Antonio Gomides, que cultiva uma agrofloresta há um ano e meio no Crato, no interior do Ceará, conta que muitos moradores relutam em adotar seus métodos por não saberem lidar com a vegetação típica da Caatinga as áreas onde os sistemas são implementados.
Em geral, essa vegetação é composta por árvores duras e espinhosas que sobrevivem em solos degradados, como a jurema, a unha-de-gato e o mameleiro .
Quando uma agrofloresta é plantada, essas árvores devem ser podadas ou cortadas para dar espaço a outras espécies que ajudam a restaurar o solo e expandir a diversidade do sistema.
“Mas o agricultor, quando vai podar essa vegetação espinhosa, não sabe como organizar o material, então ele corta e coloca fogo”, diz Gomides.

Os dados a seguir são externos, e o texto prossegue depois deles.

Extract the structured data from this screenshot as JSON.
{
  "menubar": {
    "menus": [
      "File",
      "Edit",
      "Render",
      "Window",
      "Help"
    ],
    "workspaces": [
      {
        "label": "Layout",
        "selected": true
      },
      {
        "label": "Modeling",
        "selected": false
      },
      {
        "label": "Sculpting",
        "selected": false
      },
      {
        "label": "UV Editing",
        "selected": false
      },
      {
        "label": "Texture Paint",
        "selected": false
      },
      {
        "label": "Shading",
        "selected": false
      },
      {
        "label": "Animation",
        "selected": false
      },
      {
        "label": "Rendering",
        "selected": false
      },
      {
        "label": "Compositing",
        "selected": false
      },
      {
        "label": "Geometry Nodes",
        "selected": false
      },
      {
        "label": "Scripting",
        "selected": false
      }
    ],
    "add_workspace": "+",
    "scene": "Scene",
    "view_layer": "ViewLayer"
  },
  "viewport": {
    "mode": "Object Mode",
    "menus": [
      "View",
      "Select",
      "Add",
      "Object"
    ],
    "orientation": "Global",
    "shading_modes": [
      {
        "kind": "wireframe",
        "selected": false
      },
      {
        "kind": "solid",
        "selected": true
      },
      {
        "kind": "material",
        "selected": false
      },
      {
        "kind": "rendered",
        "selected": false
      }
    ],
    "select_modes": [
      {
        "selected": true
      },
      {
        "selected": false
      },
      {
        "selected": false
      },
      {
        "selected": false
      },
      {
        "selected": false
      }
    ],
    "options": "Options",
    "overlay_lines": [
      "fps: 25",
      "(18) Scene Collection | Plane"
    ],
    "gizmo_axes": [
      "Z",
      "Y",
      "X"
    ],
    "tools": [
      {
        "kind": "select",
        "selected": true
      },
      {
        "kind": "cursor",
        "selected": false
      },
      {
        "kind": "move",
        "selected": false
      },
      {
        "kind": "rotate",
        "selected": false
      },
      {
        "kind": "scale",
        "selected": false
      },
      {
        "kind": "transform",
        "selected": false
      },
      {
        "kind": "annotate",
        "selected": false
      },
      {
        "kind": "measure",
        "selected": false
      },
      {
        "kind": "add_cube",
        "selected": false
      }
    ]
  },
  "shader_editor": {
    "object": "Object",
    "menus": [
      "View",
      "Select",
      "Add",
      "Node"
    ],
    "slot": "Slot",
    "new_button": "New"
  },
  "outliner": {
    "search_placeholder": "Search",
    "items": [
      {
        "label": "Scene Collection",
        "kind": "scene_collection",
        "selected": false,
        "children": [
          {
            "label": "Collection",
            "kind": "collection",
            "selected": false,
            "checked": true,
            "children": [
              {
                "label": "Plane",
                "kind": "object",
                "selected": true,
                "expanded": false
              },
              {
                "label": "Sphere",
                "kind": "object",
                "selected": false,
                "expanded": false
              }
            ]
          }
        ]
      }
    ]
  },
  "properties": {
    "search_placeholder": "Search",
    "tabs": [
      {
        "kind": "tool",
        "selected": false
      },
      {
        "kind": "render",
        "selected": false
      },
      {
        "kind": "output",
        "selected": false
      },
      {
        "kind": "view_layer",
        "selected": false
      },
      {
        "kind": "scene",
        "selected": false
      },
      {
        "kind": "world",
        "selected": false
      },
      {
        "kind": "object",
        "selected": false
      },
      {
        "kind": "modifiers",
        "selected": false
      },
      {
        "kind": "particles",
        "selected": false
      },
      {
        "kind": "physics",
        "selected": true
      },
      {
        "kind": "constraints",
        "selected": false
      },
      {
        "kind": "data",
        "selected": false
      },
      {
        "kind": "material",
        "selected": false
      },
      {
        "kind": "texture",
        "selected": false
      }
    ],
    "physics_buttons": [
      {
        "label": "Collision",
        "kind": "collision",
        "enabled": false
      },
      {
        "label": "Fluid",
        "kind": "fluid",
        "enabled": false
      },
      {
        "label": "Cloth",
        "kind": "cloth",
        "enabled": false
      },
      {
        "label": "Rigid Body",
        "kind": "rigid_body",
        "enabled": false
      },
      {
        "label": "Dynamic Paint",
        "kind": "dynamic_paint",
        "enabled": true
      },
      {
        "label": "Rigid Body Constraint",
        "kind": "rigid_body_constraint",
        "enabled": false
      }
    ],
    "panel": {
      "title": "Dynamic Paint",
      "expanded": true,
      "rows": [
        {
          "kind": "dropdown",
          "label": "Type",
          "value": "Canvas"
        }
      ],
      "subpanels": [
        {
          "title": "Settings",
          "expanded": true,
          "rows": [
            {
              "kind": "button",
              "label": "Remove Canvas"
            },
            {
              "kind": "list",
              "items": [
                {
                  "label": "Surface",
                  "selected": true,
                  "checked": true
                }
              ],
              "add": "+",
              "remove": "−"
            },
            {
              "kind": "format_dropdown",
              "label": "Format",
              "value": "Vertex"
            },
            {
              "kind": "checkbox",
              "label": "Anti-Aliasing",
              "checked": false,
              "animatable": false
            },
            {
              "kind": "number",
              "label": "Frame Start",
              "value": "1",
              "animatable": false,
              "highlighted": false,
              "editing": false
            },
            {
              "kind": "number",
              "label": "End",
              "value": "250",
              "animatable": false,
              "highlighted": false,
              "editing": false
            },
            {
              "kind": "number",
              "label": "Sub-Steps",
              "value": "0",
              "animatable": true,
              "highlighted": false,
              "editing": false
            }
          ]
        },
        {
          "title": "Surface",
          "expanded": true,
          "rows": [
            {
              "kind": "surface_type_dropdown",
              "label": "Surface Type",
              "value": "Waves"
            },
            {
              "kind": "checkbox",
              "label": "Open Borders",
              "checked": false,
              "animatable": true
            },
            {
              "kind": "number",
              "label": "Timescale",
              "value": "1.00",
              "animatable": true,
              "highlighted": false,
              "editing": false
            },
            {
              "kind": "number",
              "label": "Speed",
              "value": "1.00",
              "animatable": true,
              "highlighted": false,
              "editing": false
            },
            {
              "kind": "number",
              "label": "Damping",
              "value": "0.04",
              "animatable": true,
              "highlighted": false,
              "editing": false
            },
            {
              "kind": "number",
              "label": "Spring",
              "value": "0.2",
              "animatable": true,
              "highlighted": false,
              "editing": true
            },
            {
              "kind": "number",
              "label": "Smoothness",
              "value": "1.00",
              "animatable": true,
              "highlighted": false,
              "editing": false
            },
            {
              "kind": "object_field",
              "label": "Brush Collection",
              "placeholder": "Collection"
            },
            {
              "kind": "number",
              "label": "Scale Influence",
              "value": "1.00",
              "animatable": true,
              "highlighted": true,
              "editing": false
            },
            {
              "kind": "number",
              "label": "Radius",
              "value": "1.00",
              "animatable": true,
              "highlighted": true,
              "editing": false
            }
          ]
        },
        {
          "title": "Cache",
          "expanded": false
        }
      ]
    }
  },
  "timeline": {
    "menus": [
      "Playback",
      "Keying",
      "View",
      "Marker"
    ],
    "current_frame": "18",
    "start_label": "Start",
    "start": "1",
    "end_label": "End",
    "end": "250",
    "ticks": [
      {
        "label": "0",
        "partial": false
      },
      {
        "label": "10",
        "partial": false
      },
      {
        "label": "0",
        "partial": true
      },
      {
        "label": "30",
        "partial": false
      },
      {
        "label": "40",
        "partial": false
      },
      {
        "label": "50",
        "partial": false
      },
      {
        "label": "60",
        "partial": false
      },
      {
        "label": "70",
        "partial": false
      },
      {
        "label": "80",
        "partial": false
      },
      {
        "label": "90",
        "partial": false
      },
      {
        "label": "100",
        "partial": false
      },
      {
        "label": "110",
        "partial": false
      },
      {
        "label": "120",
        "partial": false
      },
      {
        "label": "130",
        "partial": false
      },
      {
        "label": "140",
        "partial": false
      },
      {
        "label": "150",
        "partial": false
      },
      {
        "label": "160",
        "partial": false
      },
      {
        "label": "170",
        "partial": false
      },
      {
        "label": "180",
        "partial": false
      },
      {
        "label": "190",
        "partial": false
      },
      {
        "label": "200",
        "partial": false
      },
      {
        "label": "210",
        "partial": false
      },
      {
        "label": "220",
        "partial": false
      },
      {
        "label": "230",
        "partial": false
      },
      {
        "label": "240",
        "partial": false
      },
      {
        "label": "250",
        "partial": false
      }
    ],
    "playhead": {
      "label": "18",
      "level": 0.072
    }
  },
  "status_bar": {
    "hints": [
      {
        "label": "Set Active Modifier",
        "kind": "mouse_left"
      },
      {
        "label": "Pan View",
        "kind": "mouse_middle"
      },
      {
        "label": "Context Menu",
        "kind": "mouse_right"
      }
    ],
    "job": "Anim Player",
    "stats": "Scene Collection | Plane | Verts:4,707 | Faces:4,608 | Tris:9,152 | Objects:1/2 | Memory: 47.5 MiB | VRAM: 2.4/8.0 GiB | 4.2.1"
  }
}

Fonte da imagem,Ariel Gomes Legenda da foto,Antonio Gomides França na agrofloresta que implementou no Crato, no Ceará.
O problema é que a queima é radicalmente contrária aos conceitos agroecológicos, pois deixa o solo exposto à erosão e mata microrganismos essenciais à vida das plantas, além de gerar emissões de gases de efeito estufa.
Para Gomides, porém, com técnicas e equipamentos simples, é perfeitamente possível abrir mão do fogo no semiárido e usar plantas espinhosas para fertilizar e proteger o solo .
Outra vantagem do sistema em relação à agricultura convencional, diz ele, é a redução de riscos devido à diversidade de espécies.
Enquanto os agricultores convencionais dependem de poucas culturas, perdendo tudo se não chover no mês certo ou se aparecer uma praga, os agricultores agroflorestais administram um sistema em que há culturas o ano todo.
Implantação em série
Nos próximos meses, Gomides pretende implantar mais uma agrofloresta que ele quer transformar em referência no Cariri, no Ceará.
Fonte da imagem,Arquivo pessoal Legenda da foto,Agrofloresta implantada por Antonio Gomides França no Crato, na região do Cariri, no Ceará.
Segundo ele, há grande dificuldade em encontrar sementes de plantas próprias para agrofloresta na região.
Gomides quer, então, criar um banco mestre dessas plantas para compartilhar com outros agricultores da região. O próximo passo, diz ele, será criar uma “força coletiva” com os moradores para implementar e gerenciar sistemas agroflorestais em série.
“Você chega com a estrutura, implementa, vai para a próxima área, até criar um circuito agroflorestal popular na região”, diz ele.
Hoje, Gomides diz que faltam suporte técnico e incentivos governamentais para que os agricultores migrarem para o sistema.
“Aqui estamos nós, cavando um buraco com nossas unhas”, diz ele.